Published online by Cambridge University Press: 26 April 2020
WHEN PROMPTED TO SITUATE HIMSELF among the intellectual debates of his time, Tzvetan Todorov answered: “I am neither eccentric nor excluded; I am simply a ‘marginal centrist.’” This self-description, focused as it is on the coexistence of opposites, should not come as a surprise to anyone familiar with Todorov's thought. After all, the refutation of Manichaeism is arguably the most striking trait of his highly reflective body of work. Indeed, it is—in his own words—the “main message” he wishes to pass on to his readers. But what, specifically, is the intellectual space to which Todorov is referring? This chapter will seek to answer this question by exploring Todorov's “marginal centrality” in relation to the evolution of French thought over the past fifty years. In so doing, I shall draw above all on Pierre Bourdieu's sociology. There are two reasons for this. First, Bourdieu's concept of the “intellectual field” offers a lucid representation of an organized social space in which agents perform their actions according to different poles of “consecration” (the naturalization and legitimization of social differences), resulting in different types of social, economic, and symbolic recognition. Second, there are—as will become clear in what follows—significant theoretical parallels between Todorov and Bourdieu.

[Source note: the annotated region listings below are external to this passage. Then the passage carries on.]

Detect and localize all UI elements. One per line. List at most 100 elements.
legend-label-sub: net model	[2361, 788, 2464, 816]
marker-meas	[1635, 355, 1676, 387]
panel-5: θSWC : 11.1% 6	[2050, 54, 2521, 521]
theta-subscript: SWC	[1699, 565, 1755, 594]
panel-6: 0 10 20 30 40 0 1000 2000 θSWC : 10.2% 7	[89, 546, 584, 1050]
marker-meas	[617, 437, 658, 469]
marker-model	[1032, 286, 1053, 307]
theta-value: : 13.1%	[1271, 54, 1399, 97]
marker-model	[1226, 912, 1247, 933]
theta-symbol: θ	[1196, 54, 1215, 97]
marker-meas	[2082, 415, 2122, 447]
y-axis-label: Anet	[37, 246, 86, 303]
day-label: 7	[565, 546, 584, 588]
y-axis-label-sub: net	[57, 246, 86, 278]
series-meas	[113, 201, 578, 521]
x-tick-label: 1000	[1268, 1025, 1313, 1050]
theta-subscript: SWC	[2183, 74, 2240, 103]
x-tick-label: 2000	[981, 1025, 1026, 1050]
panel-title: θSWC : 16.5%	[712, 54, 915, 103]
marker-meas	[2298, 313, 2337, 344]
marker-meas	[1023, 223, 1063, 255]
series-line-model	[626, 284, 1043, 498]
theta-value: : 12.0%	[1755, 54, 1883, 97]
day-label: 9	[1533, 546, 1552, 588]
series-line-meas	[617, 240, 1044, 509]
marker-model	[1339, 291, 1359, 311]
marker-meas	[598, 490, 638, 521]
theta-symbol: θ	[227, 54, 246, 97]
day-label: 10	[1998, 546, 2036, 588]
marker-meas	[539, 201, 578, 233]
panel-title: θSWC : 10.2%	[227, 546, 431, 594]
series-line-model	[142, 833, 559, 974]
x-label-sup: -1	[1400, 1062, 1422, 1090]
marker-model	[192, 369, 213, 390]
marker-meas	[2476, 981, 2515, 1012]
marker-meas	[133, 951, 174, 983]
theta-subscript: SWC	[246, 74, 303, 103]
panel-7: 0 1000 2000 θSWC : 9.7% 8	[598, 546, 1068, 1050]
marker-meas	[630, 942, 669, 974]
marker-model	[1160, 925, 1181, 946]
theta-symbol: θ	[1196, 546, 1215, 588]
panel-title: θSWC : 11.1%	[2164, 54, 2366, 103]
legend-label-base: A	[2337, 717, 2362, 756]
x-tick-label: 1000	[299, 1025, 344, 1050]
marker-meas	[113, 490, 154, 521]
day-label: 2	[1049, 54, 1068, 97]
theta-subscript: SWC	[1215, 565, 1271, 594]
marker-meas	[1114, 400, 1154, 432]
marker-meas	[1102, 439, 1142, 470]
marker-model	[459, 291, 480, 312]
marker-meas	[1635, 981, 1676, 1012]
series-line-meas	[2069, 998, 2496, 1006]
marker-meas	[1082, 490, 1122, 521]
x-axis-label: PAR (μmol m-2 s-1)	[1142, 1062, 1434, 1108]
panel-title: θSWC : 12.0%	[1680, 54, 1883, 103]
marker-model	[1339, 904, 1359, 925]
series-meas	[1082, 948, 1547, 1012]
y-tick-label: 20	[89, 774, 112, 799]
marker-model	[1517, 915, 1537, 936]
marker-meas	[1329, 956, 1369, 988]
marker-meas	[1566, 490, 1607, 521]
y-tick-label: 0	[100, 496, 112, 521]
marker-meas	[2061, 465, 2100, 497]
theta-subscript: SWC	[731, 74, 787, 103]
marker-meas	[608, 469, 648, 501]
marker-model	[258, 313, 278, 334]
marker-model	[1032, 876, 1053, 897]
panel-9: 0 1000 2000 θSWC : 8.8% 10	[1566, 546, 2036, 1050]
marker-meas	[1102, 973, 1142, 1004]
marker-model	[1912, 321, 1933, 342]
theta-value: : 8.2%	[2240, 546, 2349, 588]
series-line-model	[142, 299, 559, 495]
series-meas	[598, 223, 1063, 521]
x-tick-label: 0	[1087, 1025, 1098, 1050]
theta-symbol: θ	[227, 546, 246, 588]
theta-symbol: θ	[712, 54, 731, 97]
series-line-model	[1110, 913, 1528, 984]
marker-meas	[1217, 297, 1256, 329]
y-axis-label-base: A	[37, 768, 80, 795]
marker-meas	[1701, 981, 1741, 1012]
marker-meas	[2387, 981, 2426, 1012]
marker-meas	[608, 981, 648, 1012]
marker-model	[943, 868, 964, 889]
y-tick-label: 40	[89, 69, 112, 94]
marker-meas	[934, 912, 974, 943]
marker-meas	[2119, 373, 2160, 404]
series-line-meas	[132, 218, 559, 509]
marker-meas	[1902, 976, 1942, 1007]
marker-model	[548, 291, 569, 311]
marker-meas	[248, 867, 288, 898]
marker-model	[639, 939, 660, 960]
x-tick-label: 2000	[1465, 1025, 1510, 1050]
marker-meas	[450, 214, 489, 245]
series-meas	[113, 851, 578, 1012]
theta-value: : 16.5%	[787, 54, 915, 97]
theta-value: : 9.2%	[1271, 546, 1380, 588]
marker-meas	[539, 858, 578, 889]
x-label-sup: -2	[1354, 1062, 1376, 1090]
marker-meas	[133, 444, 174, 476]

For both, the question of intersubjective recognition is central to the constitution of the self; for both, the rational subject is predetermined by the social world and yet capable of earning its own autonomy within it.
The key conceptual oppositions that Todorov attempts to synthesize— those between particularism and universalism, between identity and otherness, between autonomy and collectivism—have all been staples of French thought since the early 1960s, the time when Todorov left his native Sofia for Paris. One might even reasonably maintain, as Sudhir Hazareesingh did recently, that the very tendency toward binarism is typical of French intellectual life. Be that as it may, it is the French intellectual field in which Todorov has to distinguish, to “individuate,” himself as a thinker, and his thinking is thus dependent on this field in a twofold manner: it is as much determined by it as it attempts to shape and modify it.